Brexit. Donald Tusk admite que um acordo pode estar em vista

Depois de o primeiro-ministro britânico Boris Johnson se ter reunido com o seu homólogo irlandês, Leo Varadkar, o presidente do Conselho Europeu, Donald Tusk, diz ter recebido "sinais promissores" para que seja "possível" um acordo que enquadre a saída do Reino Unido da União Europeia. Faltam menos de três semanas para a data definida.

RTP /
Numa altura em que faltam apenas três semanas para a data definida para a saída do Reino Unido da UE, surgem os primeiros sinais de possível alcance de um acordo Costas Baltas - Reuters

O presidente do Conselho Europeu, Donald Tusk, admitiu esta sexta-feira que “é possível” existir um acordo para a saída do Reino Unido da União Europeia.

Num tweet, Tusk afirma que “o Reino Unido ainda não apresentou uma proposta realista e viável”, mas diz ter recebido “sinais promissores” por parte do primeiro-ministro irlandês, Leo Varadkar.


“Devemos tirar partido mesmo da menor hipótese. Um Brexit sem acordo nunca será a escolha da UE”, sublinha o presidente do Conselho Europeu.

Esta é a primeira vez que Donald Tusk admite existir uma luz ao fundo do túnel para um divórcio entre Reino Unido e UE com acordo.

Na passada terça-feira, o presidente do Conselho Europeu deixou um recado amargo a Boris Johnson, dando a entender que a UE está a perder a paciência e que o tempo está a esgotar-se.

“Boris Johnson, o que está em causa não é ganhar um estúpido jogo de culpas. O que está em causa é o futuro da Europa e do Reino Unido, assim como a segurança e os interesses dos nossos cidadãos. Não quer um acordo, não quer um adiamento, não quer uma revogação [do artigo 50.º], quo vadis [para onde vais]?”, questionou Tusk numa publicação na sua conta do Twitter.
Qual o ponto de situação?
Numa altura em que faltam menos de três semanas para a data definida para a saída do Reino Unido da UE, surgem os primeiros sinais de possível alcance de um acordo.

A questão da fronteira na ilha da Irlanda continua a ser um travão para um entendimento entre Londres e Bruxelas.

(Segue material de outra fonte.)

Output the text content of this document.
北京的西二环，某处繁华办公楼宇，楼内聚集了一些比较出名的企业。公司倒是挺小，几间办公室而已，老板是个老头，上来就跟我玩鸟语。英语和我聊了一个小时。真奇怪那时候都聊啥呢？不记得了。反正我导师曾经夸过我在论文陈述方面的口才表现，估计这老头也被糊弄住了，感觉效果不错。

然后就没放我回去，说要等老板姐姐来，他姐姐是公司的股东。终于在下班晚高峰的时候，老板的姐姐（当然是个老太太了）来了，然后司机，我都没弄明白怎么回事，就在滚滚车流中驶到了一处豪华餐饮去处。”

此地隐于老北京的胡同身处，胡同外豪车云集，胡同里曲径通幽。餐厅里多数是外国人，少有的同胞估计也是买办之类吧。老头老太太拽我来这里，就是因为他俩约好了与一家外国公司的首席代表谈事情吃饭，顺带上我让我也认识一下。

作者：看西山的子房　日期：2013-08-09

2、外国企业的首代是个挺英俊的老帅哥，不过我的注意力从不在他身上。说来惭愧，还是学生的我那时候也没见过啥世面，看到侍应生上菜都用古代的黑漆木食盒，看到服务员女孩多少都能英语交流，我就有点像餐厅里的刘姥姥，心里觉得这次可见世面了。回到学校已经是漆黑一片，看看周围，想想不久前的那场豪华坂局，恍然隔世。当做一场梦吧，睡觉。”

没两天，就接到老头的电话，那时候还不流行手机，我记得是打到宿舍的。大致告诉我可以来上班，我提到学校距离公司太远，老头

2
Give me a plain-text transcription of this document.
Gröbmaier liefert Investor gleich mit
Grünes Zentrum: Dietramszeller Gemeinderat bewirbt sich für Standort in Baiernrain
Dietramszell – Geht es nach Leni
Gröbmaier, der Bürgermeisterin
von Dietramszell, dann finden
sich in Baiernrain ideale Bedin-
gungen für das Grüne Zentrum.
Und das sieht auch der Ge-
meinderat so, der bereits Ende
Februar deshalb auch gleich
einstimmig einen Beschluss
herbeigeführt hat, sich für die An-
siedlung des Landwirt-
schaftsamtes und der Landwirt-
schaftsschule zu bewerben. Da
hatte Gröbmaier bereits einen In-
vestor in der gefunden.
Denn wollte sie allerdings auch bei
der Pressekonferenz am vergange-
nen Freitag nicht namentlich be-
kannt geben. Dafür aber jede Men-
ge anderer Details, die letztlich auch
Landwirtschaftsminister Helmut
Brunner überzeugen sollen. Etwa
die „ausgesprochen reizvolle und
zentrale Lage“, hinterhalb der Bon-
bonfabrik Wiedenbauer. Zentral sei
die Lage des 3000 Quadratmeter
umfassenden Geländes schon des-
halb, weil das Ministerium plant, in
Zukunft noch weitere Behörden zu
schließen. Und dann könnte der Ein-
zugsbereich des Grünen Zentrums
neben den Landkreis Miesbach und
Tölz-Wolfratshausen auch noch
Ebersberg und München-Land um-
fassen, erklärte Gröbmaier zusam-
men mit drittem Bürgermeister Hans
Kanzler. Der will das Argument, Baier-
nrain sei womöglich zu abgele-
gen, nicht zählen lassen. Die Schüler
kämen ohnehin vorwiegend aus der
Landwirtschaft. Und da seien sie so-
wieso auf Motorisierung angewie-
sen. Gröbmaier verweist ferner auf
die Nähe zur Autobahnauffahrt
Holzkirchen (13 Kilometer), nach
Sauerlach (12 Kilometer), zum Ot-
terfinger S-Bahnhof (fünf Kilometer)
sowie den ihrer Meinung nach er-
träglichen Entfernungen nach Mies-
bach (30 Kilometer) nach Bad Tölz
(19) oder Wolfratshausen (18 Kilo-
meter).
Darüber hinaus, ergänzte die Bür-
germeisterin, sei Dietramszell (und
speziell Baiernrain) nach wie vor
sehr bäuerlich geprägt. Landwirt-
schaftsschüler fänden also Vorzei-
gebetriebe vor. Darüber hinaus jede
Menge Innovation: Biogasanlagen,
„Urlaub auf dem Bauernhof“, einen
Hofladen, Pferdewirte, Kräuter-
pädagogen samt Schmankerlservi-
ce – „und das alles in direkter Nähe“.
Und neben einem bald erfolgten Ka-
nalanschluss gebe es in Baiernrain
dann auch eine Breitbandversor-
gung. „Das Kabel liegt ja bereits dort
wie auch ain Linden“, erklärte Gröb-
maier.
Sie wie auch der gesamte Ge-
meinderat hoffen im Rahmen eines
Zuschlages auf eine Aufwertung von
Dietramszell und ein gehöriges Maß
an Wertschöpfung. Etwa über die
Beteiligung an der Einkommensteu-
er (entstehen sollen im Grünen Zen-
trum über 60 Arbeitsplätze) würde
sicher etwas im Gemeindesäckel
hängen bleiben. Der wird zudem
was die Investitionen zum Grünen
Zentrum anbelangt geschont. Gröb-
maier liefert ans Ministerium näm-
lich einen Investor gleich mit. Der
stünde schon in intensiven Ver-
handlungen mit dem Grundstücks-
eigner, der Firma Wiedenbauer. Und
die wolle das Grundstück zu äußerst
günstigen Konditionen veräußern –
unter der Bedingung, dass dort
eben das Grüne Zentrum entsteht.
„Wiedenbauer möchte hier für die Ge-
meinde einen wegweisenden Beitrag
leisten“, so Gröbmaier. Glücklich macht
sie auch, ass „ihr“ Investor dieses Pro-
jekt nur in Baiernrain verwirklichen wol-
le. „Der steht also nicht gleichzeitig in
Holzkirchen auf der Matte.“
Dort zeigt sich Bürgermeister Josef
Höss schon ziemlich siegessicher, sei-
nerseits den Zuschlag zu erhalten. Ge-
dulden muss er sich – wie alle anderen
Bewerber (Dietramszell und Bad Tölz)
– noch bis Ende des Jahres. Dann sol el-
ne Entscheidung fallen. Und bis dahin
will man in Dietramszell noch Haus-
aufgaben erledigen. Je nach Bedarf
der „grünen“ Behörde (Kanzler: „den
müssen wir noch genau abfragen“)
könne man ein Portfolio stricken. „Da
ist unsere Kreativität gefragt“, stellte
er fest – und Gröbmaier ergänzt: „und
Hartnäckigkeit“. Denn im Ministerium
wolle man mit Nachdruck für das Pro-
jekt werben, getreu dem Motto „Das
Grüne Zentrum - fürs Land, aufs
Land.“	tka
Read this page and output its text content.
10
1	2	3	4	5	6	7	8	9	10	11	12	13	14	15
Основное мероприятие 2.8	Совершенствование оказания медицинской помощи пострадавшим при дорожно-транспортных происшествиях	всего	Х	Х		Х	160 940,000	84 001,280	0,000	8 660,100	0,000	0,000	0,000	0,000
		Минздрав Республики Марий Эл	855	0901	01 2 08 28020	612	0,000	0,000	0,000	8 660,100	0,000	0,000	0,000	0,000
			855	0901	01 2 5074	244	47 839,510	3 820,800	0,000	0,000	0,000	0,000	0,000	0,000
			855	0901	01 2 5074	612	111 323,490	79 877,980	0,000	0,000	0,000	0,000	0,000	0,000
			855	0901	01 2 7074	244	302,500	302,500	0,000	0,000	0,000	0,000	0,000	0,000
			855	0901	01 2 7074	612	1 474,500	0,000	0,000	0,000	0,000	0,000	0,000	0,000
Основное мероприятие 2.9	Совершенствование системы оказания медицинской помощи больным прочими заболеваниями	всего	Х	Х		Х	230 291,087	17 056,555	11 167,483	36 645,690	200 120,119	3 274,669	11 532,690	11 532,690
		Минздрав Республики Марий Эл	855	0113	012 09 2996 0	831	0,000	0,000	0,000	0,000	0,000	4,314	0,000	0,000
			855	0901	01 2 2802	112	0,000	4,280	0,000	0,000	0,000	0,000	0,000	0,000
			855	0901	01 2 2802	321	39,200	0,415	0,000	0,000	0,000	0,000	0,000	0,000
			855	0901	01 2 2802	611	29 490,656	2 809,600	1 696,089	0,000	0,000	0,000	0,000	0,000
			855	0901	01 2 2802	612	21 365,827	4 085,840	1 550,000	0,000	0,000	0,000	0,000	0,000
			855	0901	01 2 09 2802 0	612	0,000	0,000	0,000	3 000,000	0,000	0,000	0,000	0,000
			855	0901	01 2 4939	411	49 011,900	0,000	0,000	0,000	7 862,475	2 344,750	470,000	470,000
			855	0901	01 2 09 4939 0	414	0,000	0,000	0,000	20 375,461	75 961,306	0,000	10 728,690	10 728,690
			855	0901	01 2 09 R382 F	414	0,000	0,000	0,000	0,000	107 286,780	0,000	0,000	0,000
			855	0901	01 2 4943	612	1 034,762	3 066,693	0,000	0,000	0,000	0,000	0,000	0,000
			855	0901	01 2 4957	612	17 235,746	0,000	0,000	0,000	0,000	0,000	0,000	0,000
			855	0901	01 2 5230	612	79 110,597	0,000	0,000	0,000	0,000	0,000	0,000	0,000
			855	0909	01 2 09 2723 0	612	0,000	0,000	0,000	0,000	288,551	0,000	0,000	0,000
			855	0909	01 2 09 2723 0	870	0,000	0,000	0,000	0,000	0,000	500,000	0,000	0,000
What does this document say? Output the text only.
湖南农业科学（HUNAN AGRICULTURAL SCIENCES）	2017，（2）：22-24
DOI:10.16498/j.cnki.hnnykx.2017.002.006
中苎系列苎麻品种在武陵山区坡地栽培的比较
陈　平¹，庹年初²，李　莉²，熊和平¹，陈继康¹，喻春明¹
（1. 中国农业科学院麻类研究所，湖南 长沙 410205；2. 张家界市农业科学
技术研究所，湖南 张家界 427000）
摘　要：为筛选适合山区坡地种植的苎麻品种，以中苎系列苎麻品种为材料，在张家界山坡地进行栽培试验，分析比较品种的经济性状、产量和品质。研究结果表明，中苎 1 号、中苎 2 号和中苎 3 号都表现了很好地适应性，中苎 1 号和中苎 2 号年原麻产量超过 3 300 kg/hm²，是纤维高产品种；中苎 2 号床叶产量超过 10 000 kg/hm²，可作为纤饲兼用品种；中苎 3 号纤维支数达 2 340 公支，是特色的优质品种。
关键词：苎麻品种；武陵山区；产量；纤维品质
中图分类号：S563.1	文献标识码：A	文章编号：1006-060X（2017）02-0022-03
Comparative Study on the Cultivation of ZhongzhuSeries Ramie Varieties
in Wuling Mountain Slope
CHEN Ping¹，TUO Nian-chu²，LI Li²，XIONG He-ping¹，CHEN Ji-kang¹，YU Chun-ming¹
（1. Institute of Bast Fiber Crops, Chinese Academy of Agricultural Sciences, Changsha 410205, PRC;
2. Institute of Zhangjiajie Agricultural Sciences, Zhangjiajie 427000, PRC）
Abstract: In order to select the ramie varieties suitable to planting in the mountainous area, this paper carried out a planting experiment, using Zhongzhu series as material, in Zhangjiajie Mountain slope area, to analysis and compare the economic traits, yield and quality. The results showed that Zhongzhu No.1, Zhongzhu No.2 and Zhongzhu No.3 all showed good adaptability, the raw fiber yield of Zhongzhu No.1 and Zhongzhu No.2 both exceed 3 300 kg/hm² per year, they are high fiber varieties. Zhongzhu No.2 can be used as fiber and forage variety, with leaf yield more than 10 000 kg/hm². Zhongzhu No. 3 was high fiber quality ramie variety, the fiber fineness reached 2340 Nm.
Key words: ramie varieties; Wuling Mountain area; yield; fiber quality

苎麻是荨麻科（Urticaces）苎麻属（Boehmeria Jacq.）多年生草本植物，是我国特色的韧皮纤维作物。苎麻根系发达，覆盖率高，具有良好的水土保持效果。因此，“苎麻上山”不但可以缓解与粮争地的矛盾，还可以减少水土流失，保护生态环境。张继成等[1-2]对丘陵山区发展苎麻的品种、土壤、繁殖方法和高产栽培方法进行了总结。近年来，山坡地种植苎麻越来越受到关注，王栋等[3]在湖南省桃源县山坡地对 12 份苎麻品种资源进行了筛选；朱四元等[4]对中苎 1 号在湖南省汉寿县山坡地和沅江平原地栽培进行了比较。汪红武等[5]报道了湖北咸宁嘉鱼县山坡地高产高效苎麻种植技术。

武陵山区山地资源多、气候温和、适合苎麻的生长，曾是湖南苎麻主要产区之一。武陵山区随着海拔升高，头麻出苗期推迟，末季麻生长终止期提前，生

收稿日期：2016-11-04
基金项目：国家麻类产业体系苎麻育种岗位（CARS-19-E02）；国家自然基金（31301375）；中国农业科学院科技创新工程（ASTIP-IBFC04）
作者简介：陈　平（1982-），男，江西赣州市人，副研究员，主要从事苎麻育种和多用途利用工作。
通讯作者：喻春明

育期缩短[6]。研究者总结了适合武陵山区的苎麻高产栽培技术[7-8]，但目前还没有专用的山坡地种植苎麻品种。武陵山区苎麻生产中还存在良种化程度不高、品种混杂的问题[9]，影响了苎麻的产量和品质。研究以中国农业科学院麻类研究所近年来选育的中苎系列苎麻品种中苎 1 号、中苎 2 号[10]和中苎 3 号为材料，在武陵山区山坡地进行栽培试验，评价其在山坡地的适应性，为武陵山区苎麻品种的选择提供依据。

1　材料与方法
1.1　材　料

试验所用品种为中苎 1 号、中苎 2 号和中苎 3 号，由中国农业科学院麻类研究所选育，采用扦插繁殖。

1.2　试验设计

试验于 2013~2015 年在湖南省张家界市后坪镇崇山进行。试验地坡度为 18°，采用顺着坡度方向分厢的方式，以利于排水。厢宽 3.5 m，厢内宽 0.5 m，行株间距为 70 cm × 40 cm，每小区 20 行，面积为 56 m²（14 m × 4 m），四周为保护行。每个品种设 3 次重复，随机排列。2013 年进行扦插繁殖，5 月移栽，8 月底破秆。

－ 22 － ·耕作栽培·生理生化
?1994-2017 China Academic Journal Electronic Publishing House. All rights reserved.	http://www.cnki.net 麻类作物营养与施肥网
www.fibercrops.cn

O Governo britânico propôs na semana passada a criação de uma zona regulatória comum entre a Irlanda do Norte e a vizinha Irlanda para facilitar a circulação de bens agroalimentares e industriais.

Porém, o plano pressupõe que a Irlanda do Norte saia da união aduaneira europeia e fique a fazer parte de uma união aduaneira britânica quando o Reino Unido deixar a UE, após o período de transição, no final de 2020.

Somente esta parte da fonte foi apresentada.